Back in the early ’80s, British ranchers noticed some of their cows were dying of a strange neurological disease. The cows became aggressive. They couldn’t walk.
Eventually, scientists figured out the culprit. A rogue protein formed large clumps in the brain and spinal cord. Over time, the clumps spread throughout the brain and damaged tissue.
Cows were catching the deadly protein from feed that contained ground-up brains of sheep and cows. Once ranchers stopped feeding their animals these organs, the disease almost vanished.
But figuring all that out took time. And from 1980 to 1996, the U.K. continued to export contaminated beef around the world. More than 200 people in 12 countries died from mad cow disease.
It can take more than a decade for mad cow disease to appear after a person is exposed to the proteins. But in every reported case, people had eaten beef in the U.K. or in a country known to have imported contaminated meat.
The source of the infection in Texas is less clear, says Dr. Atul Maheshwari, a neurologist at Baylor College of Medicine in Houston. Maheshwari was one of the doctors who took care of the patient with mad cow disease, and he led the study.
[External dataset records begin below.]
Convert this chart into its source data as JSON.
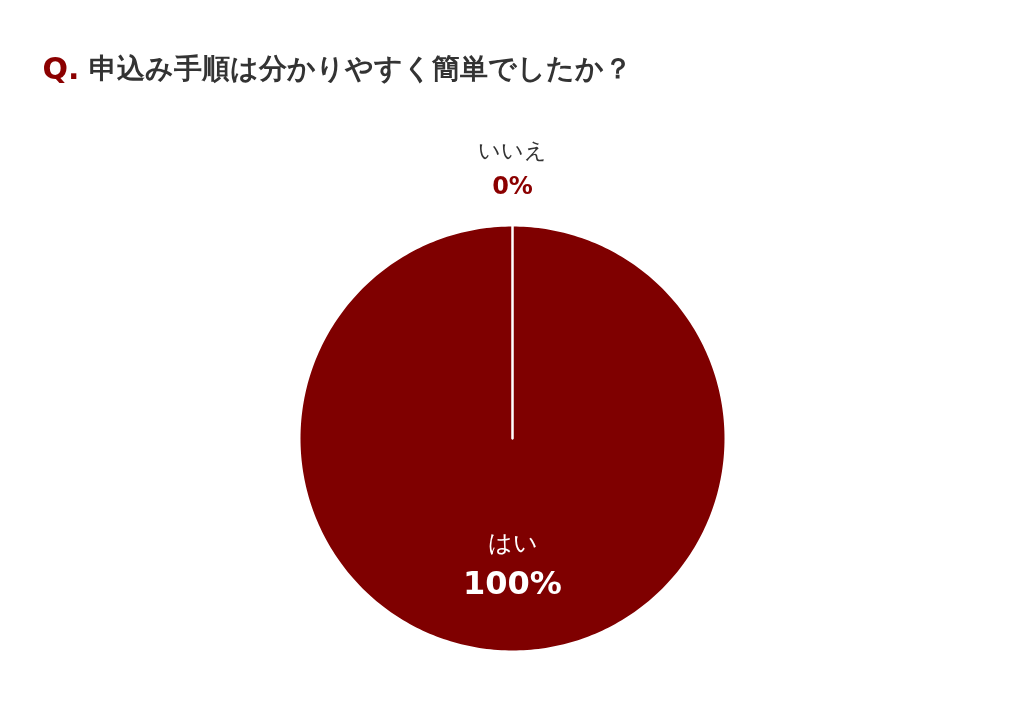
{
  "chart_data": {
    "type": "pie",
    "title": "Q. 申込み手順は分かりやすく簡単でしたか？",
    "categories": [
      "はい",
      "いいえ"
    ],
    "values": [
      100,
      0
    ],
    "colors": [
      "#7f0000",
      "#7f0000"
    ],
    "value_labels": [
      "100%",
      "0%"
    ]
  }
}
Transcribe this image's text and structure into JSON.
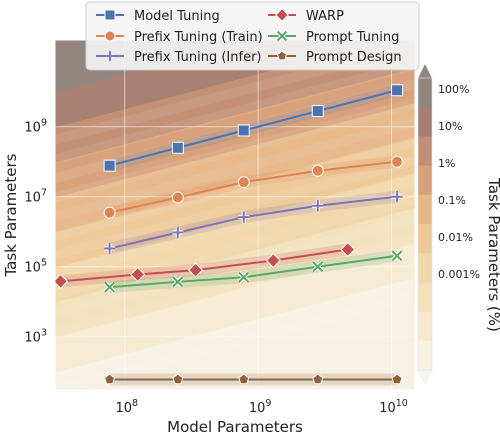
{
  "chart_data": {
    "type": "line",
    "xlabel": "Model Parameters",
    "ylabel": "Task Parameters",
    "x_scale": "log",
    "y_scale": "log",
    "xlim": [
      30000000,
      15000000000
    ],
    "ylim": [
      30,
      300000000000
    ],
    "x_ticks": [
      {
        "value": 100000000,
        "base": "10",
        "exp": "8"
      },
      {
        "value": 1000000000,
        "base": "10",
        "exp": "9"
      },
      {
        "value": 10000000000,
        "base": "10",
        "exp": "10"
      }
    ],
    "y_ticks": [
      {
        "value": 1000,
        "base": "10",
        "exp": "3"
      },
      {
        "value": 100000,
        "base": "10",
        "exp": "5"
      },
      {
        "value": 10000000,
        "base": "10",
        "exp": "7"
      },
      {
        "value": 1000000000,
        "base": "10",
        "exp": "9"
      }
    ],
    "grid": true,
    "legend_position": "top",
    "background_description": "filled contour of task parameters as percentage of model parameters",
    "colorbar": {
      "label": "Task Parameters (%)",
      "ticks": [
        "100%",
        "10%",
        "1%",
        "0.1%",
        "0.01%",
        "0.001%"
      ],
      "extend": "both",
      "colors": [
        "#8f8680",
        "#a57f73",
        "#c28f76",
        "#d6a17a",
        "#e5b789",
        "#edc998",
        "#f1d6a8",
        "#f3e1bb",
        "#f5ead0",
        "#f7f1e4"
      ]
    },
    "series": [
      {
        "name": "Model Tuning",
        "color": "#4c72b0",
        "marker": "square",
        "x": [
          77000000,
          250000000,
          780000000,
          2800000000,
          11000000000
        ],
        "y": [
          77000000,
          250000000,
          780000000,
          2800000000,
          11000000000
        ]
      },
      {
        "name": "Prefix Tuning (Train)",
        "color": "#dd8452",
        "marker": "circle",
        "x": [
          77000000,
          250000000,
          780000000,
          2800000000,
          11000000000
        ],
        "y": [
          3500000,
          9500000,
          26000000,
          55000000,
          100000000
        ]
      },
      {
        "name": "Prefix Tuning (Infer)",
        "color": "#8172b3",
        "marker": "plus",
        "x": [
          77000000,
          250000000,
          780000000,
          2800000000,
          11000000000
        ],
        "y": [
          330000,
          950000,
          2600000,
          5500000,
          10000000
        ]
      },
      {
        "name": "WARP",
        "color": "#c44e52",
        "marker": "diamond",
        "x": [
          33000000,
          125000000,
          340000000,
          1300000000,
          4700000000
        ],
        "y": [
          38000,
          60000,
          80000,
          150000,
          310000
        ]
      },
      {
        "name": "Prompt Tuning",
        "color": "#55a868",
        "marker": "x",
        "x": [
          77000000,
          250000000,
          780000000,
          2800000000,
          11000000000
        ],
        "y": [
          26000,
          37000,
          50000,
          100000,
          205000
        ]
      },
      {
        "name": "Prompt Design",
        "color": "#8c613c",
        "marker": "pentagon",
        "x": [
          77000000,
          250000000,
          780000000,
          2800000000,
          11000000000
        ],
        "y": [
          60,
          60,
          60,
          60,
          60
        ]
      }
    ]
  }
}
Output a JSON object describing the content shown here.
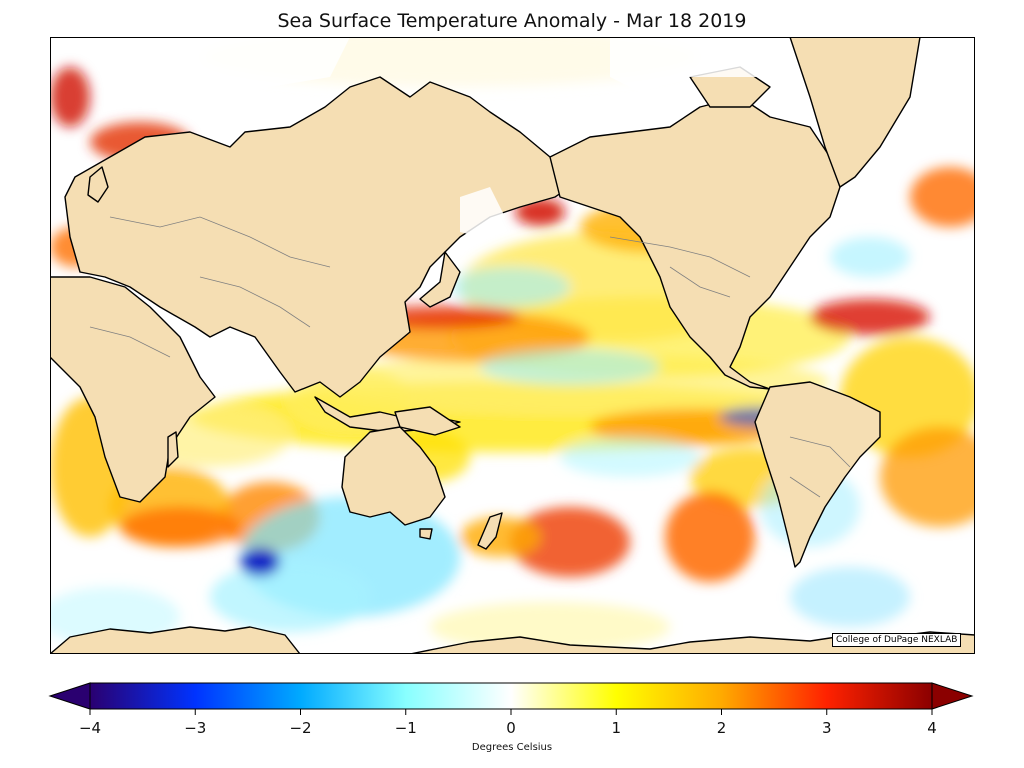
{
  "title": "Sea Surface Temperature Anomaly - Mar 18 2019",
  "credit": "College of DuPage NEXLAB",
  "colorbar": {
    "label": "Degrees Celsius",
    "min": -4,
    "max": 4,
    "ticks": [
      "−4",
      "−3",
      "−2",
      "−1",
      "0",
      "1",
      "2",
      "3",
      "4"
    ],
    "tick_values": [
      -4,
      -3,
      -2,
      -1,
      0,
      1,
      2,
      3,
      4
    ],
    "colors": [
      "#2a0070",
      "#0033ff",
      "#00aaff",
      "#88ffff",
      "#ffffff",
      "#ffff00",
      "#ffaa00",
      "#ff2200",
      "#8b0000"
    ],
    "extend": "both"
  },
  "map": {
    "projection": "cylindrical, Pacific-centered",
    "land_color": "#f5deb3",
    "ocean_neutral": "#ffffff",
    "sea_ice_color": "#ffffff",
    "coastline_color": "#000000",
    "border_color": "#808080"
  }
}
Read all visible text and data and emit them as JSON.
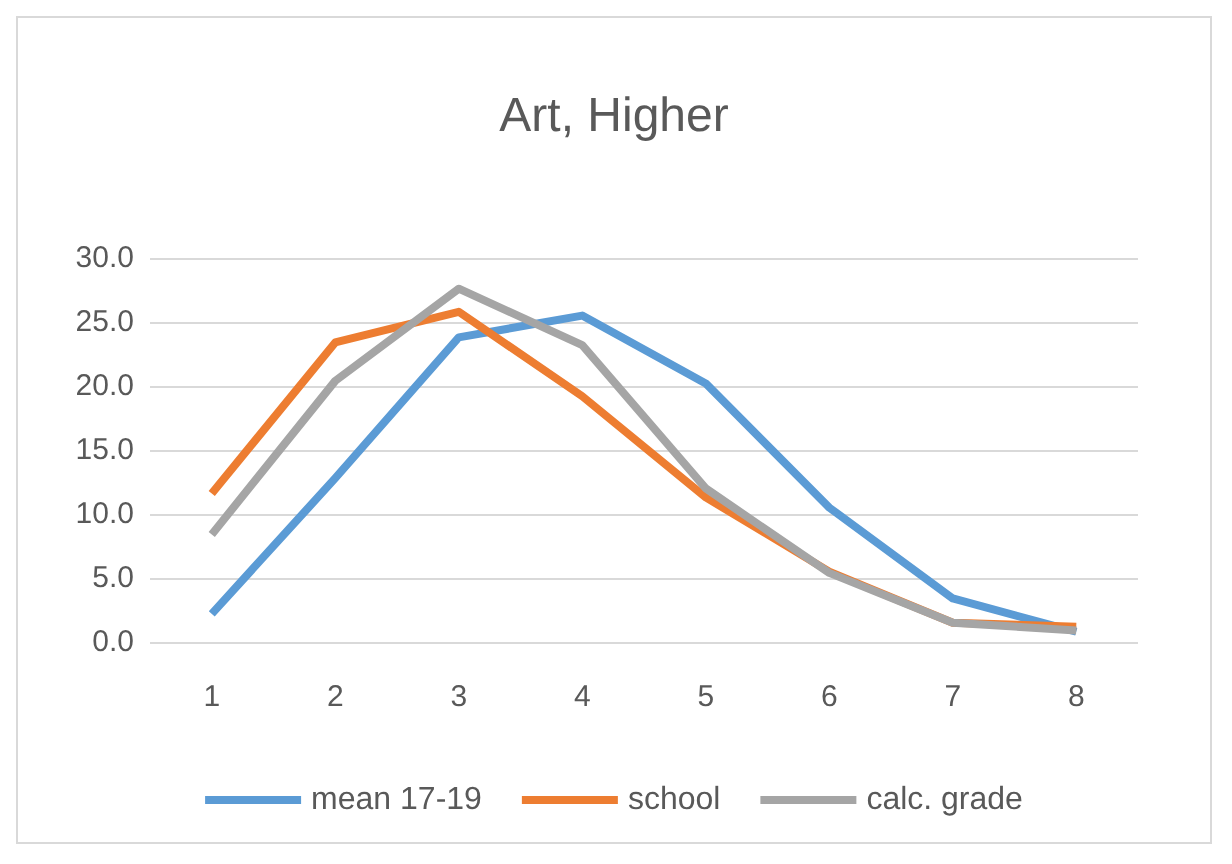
{
  "chart_data": {
    "type": "line",
    "title": "Art, Higher",
    "categories": [
      "1",
      "2",
      "3",
      "4",
      "5",
      "6",
      "7",
      "8"
    ],
    "series": [
      {
        "name": "mean 17-19",
        "color": "#5b9bd5",
        "values": [
          2.2,
          12.8,
          23.8,
          25.5,
          20.2,
          10.5,
          3.4,
          0.8
        ]
      },
      {
        "name": "school",
        "color": "#ed7d31",
        "values": [
          11.6,
          23.4,
          25.8,
          19.2,
          11.3,
          5.5,
          1.5,
          1.2
        ]
      },
      {
        "name": "calc. grade",
        "color": "#a5a5a5",
        "values": [
          8.4,
          20.4,
          27.6,
          23.2,
          12.0,
          5.4,
          1.5,
          0.9
        ]
      }
    ],
    "ylim": [
      0,
      30
    ],
    "yticks": [
      {
        "value": 0,
        "label": "0.0"
      },
      {
        "value": 5,
        "label": "5.0"
      },
      {
        "value": 10,
        "label": "10.0"
      },
      {
        "value": 15,
        "label": "15.0"
      },
      {
        "value": 20,
        "label": "20.0"
      },
      {
        "value": 25,
        "label": "25.0"
      },
      {
        "value": 30,
        "label": "30.0"
      }
    ],
    "grid": "y",
    "legend": "bottom",
    "marker": "none",
    "line_style": "solid"
  }
}
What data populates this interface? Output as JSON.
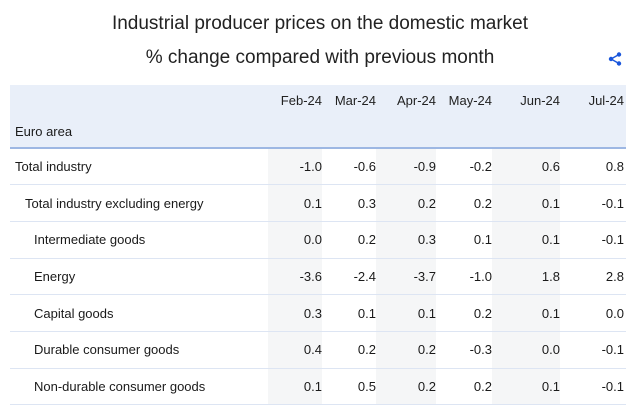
{
  "header": {
    "title": "Industrial producer prices on the domestic market",
    "subtitle": "% change compared with previous month"
  },
  "icons": {
    "share": "share-icon",
    "accent": "#1a56db"
  },
  "table": {
    "columns": [
      "Feb-24",
      "Mar-24",
      "Apr-24",
      "May-24",
      "Jun-24",
      "Jul-24"
    ],
    "section": "Euro area",
    "rows": [
      {
        "label": "Total industry",
        "level": 0,
        "values": [
          "-1.0",
          "-0.6",
          "-0.9",
          "-0.2",
          "0.6",
          "0.8"
        ]
      },
      {
        "label": "Total industry excluding energy",
        "level": 1,
        "values": [
          "0.1",
          "0.3",
          "0.2",
          "0.2",
          "0.1",
          "-0.1"
        ]
      },
      {
        "label": "Intermediate goods",
        "level": 2,
        "values": [
          "0.0",
          "0.2",
          "0.3",
          "0.1",
          "0.1",
          "-0.1"
        ]
      },
      {
        "label": "Energy",
        "level": 2,
        "values": [
          "-3.6",
          "-2.4",
          "-3.7",
          "-1.0",
          "1.8",
          "2.8"
        ]
      },
      {
        "label": "Capital goods",
        "level": 2,
        "values": [
          "0.3",
          "0.1",
          "0.1",
          "0.2",
          "0.1",
          "0.0"
        ]
      },
      {
        "label": "Durable consumer goods",
        "level": 2,
        "values": [
          "0.4",
          "0.2",
          "0.2",
          "-0.3",
          "0.0",
          "-0.1"
        ]
      },
      {
        "label": "Non-durable consumer goods",
        "level": 2,
        "values": [
          "0.1",
          "0.5",
          "0.2",
          "0.2",
          "0.1",
          "-0.1"
        ]
      }
    ]
  }
}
The patient had lived in the U.S. for 14 years before becoming sick. Maheshwari says he most likely didn’t catch the disease here. The country has recorded only a handful of mad cow cases in cattle since it began testing in 2003. And the U.S. didn’t import contaminated beef from the U.K.
So Maheshwari and his team started tracking down where their patient had lived decades earlier, when the U.K. was exporting dangerous meat.
The doctors narrowed down the source to three countries: Kuwait, Lebanon or Russia. None of them have reported any mad cow cases in people or had large outbreaks in cattle. But Kuwait was importing a large quantity of beef, per capita, from the U.K. while the man was living there.
“The risk of infection would have been highest in our patient when he lived in Kuwait,” Maheshwari says. “But we do not think,” he stresses, “that [the new case in Texas] means it is more risky now to eat beef today in Kuwait, Lebanon or Russia.”
Since 2012, there have been only four cases of mad cow disease detected in people around the world, including the one in Texas. And the U.K. has improved its tracking and monitoring of cattle.
But Maheshwari hopes the case will have a few repercussions. First off, he hopes doctors and nurses will be more aware that mad cow disease, although extremely rare, can occur, even in people in the U.S.
And the case will help remind health officials around the world that watching out for mad cow disease is still critical. It can crop up in new places, at any time.
“Since 1996, there have not been any known large epidemics in cows,” Maheshwari says. “But the U.S. has been monitoring the beef industry to make sure another epidemic does not occur.”
*Note: Mad cow disease is also known as variant Creutzfeldt-Jakob disease because it is related to another disease, called sporadic Creutzfeldt-Jakob disease. Caused by a human protein, sCJD is more common than mad cow disease but still quite rare, with about 1 case per 1 million people each year.